Lorna Quinn, Public Health Intelligence Specialist, to present the evaluation of the 3-4 months Health Visit
Minutes:
Lorna Quinn, Public Health Intelligence Principal, presented the initial findings from the implementation of an additional visit within the Healthy Child Programme (HCP).
The following powerpoint presentation was also shown in conjunction with the report:-
Background
- Successful application to work with the National Institute for Health and Care Research (NIHR) Public Health Intervention Responsive Studies Teams (PHIRST) based at Nottingham University
- The aim was to evaluate the impact of the 3-4 month health visit, an additional visit which was previously available to only families requiring enhanced support but offered to all parents through Family Hubs funding until March 2026
- Practitioners review child development, provide guidance on breastfeeding and safe weaning and support parental mental health
Methods
- Qualitative
· 15 individual interviews with parents
· 2 focus groups with parents (including one with parents who had not taken up the visit)
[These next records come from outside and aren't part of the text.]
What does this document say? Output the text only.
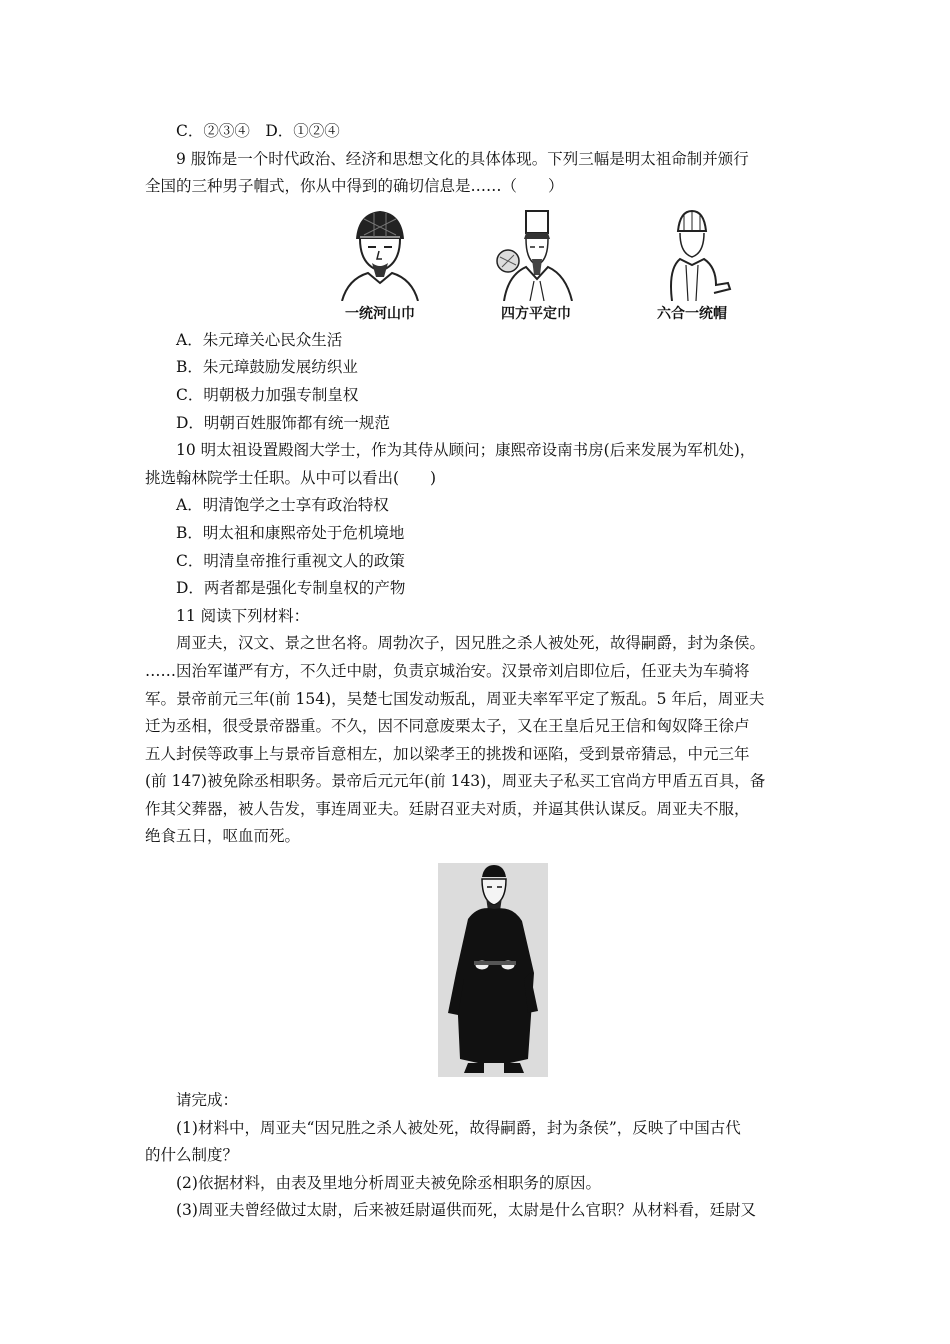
C．②③④　D．①②④
9 服饰是一个时代政治、经济和思想文化的具体体现。下列三幅是明太祖命制并颁行
全国的三种男子帽式，你从中得到的确切信息是……（　　）
一统河山巾	四方平定巾	六合一统帽
A．朱元璋关心民众生活
B．朱元璋鼓励发展纺织业
C．明朝极力加强专制皇权
D．明朝百姓服饰都有统一规范
10 明太祖设置殿阁大学士，作为其侍从顾问；康熙帝设南书房(后来发展为军机处)，
挑选翰林院学士任职。从中可以看出(　　)
A．明清饱学之士享有政治特权
B．明太祖和康熙帝处于危机境地
C．明清皇帝推行重视文人的政策
D．两者都是强化专制皇权的产物
11 阅读下列材料：
周亚夫，汉文、景之世名将。周勃次子，因兄胜之杀人被处死，故得嗣爵，封为条侯。
……因治军谨严有方，不久迁中尉，负责京城治安。汉景帝刘启即位后，任亚夫为车骑将
军。景帝前元三年(前 154)，吴楚七国发动叛乱，周亚夫率军平定了叛乱。5 年后，周亚夫
迁为丞相，很受景帝器重。不久，因不同意废栗太子，又在王皇后兄王信和匈奴降王徐卢
五人封侯等政事上与景帝旨意相左，加以梁孝王的挑拨和诬陷，受到景帝猜忌，中元三年
(前 147)被免除丞相职务。景帝后元元年(前 143)，周亚夫子私买工官尚方甲盾五百具，备
作其父葬器，被人告发，事连周亚夫。廷尉召亚夫对质，并逼其供认谋反。周亚夫不服，
绝食五日，呕血而死。
请完成：
(1)材料中，周亚夫“因兄胜之杀人被处死，故得嗣爵，封为条侯”，反映了中国古代
的什么制度？
(2)依据材料，由表及里地分析周亚夫被免除丞相职务的原因。
(3)周亚夫曾经做过太尉，后来被廷尉逼供而死，太尉是什么官职？从材料看，廷尉又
· Focus groups with 7 nursery nurses, 4 Public Health staff and commissioners
· Factors associated with delivery and uptake of the visit were examined
- Quantitative
· Tracking month-by-month how many eligible babies received it and whether it happened on time. Visit completion was described by demographic factors including socio-economic deprivation, ethnicity, maternal age and parity and developmental scores at 3-4 months
· The children’s 12 month development scores were compared before and after the review controlling the demographic factors
Reach
- The 3-4 month visit began in September 2023 but was targeted
- General rollout to the entire population began from January 2024
- On average just under 200 babies and their families received a 3-4 month visit each month
Qualitative Key Findings
- Parents valued having an additional visit between the 6-8 week and 9-12 month reviews and the visit was positively supported
- There were positive opinions of the service and family hubs
- Community groups, such as those delivered at a local mosque, provided an important way of delivering information and support to diverse communities
- Parents felt the visit was more developmentally focused than other visits, aligning with nursery nurse skills in developmental screening
- The visit supports parents’ knowledge and preparedness for upcoming developmental milestones, providing parental reassurance
Quantitative Findings - Demographic
- 3-4 month visit rates stabilised at around 80%
- Before adjusting for potential confounders, 3-4 month visit rates were lower for older mothers, those who already had a child and those in IMD deciles 5 and 6
Quantitative Findings - ASQ
- Of those who received the visit, the ASQ completion was around 80%
Quantitative Key Findings
- The 3-4 month visit uptake was equitable across socio-economic deprivation, ethnicity and maternal age group but families with more than one child were around 70% less likely to receive a visit
- Maternal mood recording rates were consistent across deprivation quintiles and ethnic groups
- At the 9-12 month visit, children eligible for a universal 3-4 month visit had higher likelihood of scoring above the close-monitoring cutoff in the ASQ domain of problem solving
Next Steps
- These findings provided evidence for Rotherham stakeholders to consider when deciding on the future of the review and may contribute to the wider national debate on delivery of the Healthy Child Programme
- A detailed report would be published by November describing the findings further
- Meetings with Public Health Senior Management Team and Family Hubs Operational Group would share the detailed report and to discuss the future commissioning options
Conclusion
- Overall the evaluation indicated that the 3-4 month review was a valued addition to the Healthy Child Programme, offering a point of contact between the 6-8 week and 9-12 month visits and supporting families during a period of rapid developmental change
- The visit appeared feasible to deliver, culturally adaptable and acceptable to parents
- Work remained for ongoing data collection to monitor outcomes and to discuss future commissioning options
Discussion ensued with the following issues raised/clarified:-
- The term ‘parent’ was used to refer to the parents, carers and guardians eligible for a 3-4 month visit
- Parents were suggesting that that the additional visit would be more beneficial (5-6 months), however, the 3-4 months visit was in line with the national Child Programme
- No studies since 2015 had specifically assessed adding a universal 3-4 month review. The review was not nationally mandated; the Council was evaluating its impact to assess the case for retaining it locally and to influence wider national debate on delivery of the Healthy Child Programme
Resolved:- That the findings from the 3-4 visit within the Healthy Child Programme be noted.